- Born: Christie Aduke Martins 13 March 1930 (age 96) Ile Oluji, Ondo State, Nigeria
- Spouse: J. F. Ade Ajayi

= Christie Ade Ajayi =

Nigerian specialist in early childhood education

Christie Ade Ajayi (born 1930) is a Nigerian specialist in early childhood education. She is the author of various English-language books for young children, and has made a point of writing stories with a Nigerian setting that her readers can relate to. As well as having long experience of teaching she has been active in a number of organisations concerned with children and education.

== Biography ==
Born Christie Aduke Martins on 13 March 1930 in Ile Oluji, Ondo State, Christie Ade Ajayi (also written Ade-Ajayi) went to Kudeti Girls' School in Ibadan (now known as St. Anne's School) and then to United Missionary College, Ibadan where she trained to be a teacher.

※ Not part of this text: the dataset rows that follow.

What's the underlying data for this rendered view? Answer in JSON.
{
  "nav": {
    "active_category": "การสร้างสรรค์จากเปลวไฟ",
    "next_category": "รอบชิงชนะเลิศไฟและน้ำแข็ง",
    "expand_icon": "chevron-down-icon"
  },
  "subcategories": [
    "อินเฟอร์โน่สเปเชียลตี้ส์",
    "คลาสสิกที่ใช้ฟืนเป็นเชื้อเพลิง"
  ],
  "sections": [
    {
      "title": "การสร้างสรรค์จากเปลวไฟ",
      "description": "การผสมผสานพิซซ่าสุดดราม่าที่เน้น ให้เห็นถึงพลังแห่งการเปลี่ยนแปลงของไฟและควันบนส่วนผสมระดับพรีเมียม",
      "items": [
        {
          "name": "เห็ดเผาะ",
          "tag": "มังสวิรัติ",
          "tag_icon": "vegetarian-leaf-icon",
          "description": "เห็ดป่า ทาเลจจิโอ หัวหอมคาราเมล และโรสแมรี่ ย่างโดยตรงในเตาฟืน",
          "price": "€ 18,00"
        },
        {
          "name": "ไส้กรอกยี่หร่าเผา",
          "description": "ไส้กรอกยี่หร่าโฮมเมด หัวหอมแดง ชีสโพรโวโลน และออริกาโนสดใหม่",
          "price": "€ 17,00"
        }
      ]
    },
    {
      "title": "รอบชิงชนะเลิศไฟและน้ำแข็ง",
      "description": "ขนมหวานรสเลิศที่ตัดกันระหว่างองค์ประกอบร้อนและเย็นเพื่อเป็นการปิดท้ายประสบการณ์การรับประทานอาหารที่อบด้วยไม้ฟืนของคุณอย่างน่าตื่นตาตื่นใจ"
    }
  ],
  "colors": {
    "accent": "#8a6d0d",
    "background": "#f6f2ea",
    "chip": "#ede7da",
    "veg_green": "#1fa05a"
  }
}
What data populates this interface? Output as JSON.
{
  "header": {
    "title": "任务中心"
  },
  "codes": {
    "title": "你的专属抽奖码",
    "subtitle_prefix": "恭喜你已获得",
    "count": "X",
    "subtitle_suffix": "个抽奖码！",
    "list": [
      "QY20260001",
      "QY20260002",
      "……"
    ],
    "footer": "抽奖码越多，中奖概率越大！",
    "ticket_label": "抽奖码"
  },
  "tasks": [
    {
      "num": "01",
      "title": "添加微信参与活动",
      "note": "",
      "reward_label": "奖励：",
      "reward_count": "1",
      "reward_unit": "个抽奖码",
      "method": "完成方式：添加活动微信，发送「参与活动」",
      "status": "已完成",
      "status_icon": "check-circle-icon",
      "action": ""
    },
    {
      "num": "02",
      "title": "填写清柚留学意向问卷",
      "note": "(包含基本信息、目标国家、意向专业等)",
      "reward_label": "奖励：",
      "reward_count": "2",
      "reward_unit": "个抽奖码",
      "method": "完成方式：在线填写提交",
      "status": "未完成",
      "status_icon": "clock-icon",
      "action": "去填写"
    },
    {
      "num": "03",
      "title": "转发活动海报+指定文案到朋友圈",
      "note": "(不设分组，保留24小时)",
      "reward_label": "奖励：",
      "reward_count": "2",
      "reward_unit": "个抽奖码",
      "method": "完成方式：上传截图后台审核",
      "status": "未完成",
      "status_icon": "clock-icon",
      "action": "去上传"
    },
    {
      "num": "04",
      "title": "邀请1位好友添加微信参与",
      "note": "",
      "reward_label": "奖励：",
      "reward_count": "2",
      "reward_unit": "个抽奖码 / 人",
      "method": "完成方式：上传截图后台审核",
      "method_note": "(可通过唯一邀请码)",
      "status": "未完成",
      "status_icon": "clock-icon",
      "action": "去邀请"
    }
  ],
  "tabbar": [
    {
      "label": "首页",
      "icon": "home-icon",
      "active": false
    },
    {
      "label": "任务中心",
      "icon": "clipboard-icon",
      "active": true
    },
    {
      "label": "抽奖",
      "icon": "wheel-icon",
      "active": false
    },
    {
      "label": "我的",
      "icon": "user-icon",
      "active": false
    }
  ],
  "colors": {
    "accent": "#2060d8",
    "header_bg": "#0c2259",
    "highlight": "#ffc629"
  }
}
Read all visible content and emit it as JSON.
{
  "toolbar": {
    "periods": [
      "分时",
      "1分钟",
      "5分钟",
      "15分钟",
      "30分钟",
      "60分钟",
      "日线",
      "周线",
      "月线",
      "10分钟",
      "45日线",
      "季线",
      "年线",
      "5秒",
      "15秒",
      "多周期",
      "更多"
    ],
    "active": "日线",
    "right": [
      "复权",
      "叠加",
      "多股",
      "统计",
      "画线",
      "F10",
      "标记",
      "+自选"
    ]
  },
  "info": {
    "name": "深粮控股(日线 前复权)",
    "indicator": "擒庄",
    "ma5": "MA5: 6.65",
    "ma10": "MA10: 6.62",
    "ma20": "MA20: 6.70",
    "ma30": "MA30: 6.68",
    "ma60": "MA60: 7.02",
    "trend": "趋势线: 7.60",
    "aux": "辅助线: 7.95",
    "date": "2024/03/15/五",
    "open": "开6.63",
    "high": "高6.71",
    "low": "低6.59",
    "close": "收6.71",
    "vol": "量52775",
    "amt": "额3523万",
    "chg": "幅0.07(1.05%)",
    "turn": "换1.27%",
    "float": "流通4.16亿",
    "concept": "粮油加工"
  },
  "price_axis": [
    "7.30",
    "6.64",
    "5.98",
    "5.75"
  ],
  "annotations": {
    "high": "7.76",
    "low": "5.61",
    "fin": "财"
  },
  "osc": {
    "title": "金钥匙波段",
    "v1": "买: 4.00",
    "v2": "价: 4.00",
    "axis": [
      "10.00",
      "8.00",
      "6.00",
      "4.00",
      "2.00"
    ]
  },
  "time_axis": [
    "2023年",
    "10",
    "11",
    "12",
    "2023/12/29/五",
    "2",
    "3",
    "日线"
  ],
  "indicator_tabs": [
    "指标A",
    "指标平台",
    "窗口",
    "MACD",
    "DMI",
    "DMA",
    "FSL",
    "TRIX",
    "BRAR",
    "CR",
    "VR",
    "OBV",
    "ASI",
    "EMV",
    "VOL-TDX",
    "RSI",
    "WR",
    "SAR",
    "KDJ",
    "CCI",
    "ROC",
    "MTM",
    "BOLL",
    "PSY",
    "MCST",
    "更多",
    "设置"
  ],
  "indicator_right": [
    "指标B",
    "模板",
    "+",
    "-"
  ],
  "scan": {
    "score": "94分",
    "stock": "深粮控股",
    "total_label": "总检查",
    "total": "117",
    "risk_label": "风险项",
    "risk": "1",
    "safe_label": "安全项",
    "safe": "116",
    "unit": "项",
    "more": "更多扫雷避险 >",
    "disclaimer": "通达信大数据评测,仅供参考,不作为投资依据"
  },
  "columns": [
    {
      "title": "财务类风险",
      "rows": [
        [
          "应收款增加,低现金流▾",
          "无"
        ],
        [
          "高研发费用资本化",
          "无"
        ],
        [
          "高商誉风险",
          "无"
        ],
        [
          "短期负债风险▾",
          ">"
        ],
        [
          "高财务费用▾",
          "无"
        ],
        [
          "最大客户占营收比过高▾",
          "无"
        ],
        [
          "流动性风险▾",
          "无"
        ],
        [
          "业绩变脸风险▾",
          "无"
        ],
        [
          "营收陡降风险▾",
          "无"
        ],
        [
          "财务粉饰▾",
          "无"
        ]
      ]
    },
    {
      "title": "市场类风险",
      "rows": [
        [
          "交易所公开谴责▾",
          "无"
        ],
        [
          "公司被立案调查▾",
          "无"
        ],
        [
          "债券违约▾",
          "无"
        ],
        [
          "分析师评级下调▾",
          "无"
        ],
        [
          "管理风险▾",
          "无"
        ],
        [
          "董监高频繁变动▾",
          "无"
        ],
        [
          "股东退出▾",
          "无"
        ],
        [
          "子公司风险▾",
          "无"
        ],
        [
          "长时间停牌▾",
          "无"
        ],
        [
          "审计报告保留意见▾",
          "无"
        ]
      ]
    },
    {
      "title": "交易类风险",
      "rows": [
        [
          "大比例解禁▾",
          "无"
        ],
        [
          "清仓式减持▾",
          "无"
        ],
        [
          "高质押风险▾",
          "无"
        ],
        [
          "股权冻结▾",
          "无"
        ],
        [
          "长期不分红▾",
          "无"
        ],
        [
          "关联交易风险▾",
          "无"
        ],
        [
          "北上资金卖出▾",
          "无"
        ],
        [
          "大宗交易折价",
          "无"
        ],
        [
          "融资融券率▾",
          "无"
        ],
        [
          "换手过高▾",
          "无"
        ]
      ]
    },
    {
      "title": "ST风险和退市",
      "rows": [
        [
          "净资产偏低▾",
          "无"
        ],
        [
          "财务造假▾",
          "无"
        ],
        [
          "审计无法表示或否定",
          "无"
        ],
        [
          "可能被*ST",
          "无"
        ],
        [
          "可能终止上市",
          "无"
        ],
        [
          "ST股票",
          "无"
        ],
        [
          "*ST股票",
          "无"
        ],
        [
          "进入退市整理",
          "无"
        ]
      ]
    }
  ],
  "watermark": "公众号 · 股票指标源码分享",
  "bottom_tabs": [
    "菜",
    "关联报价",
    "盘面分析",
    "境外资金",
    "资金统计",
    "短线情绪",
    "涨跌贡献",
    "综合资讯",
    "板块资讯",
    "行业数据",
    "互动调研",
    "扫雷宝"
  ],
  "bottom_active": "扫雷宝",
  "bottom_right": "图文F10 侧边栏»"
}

She also studied in London at the Froebel Institute and then at the Institute of Education where she received a Diploma in Child Development in 1958. Between 1952 and 1978 she taught in various schools in Nigeria and one in London, became a headmistress, and also went to San Jose State University, California where she was awarded a Diploma in Elementary School Administration and Leadership in 1971. She married J. F. Ade Ajayi in 1956 with whom she had five children. A friend of the family has described her "outgoing nature" and the family's "hospitable house".

== Books ==
Ade Ajayi's experience in early years teaching led to a concern "with the learning needs of Nigerian children". She was motivated to encourage preschoolers and beginner readers by offering them books that reflected their own experience and culture. While enjoying stories and pictures of West African characters they could enlarge their vocabulary and develop reading skills.

Among her books are:
- Ade, our naughty little brother, Ibadan: Onibonoje, 1974
- The old story-teller, Ibadan: Onibonoje, 1975 (inspired by Yoruba folktales)
- Akin goes to school, with Michael Crowder, African Universities Press; J. Murray 1978
- Ali's bicycle, Ibadan: Macmillan, 1982
- Emeka's dog, Ibadan: Macmillan, 1982
- The book of animal riddles, Ibadan: Macmillan, 1982
- Pictionary, Longman 1986
- Which Way, Amina?, Macmillan Nigeria Publishers Ltd, 2001
- The Big Yellow House, West African Book Publishers Limited, 2004

==Education expert==
She has held a variety of leadership posts in educational organisations. These include:
- Founder of the Ibadan branch of the World Organization for Early Childhood Education (OMEP:Organisation Mondiale Pour L'Éducation Préscolaire) in 1986. As a long-standing honorary member of OMEP she helped host their 2009 world assembly in Lagos.
- Chairman, Nursery School Board, University of Lagos
- Consultant in Early Childhood Education, University of Ibadan
- Member, Board of Governors, University of Lagos 1972-1978
- Member, Board of Governors, St. Mary's Girls School, Ikole-Ekiti, 1976-1980

In 1993 the International Journal of Early Childhood published her article on 'Collaboration with other international agencies in community development programmes: The Nigerian experience'.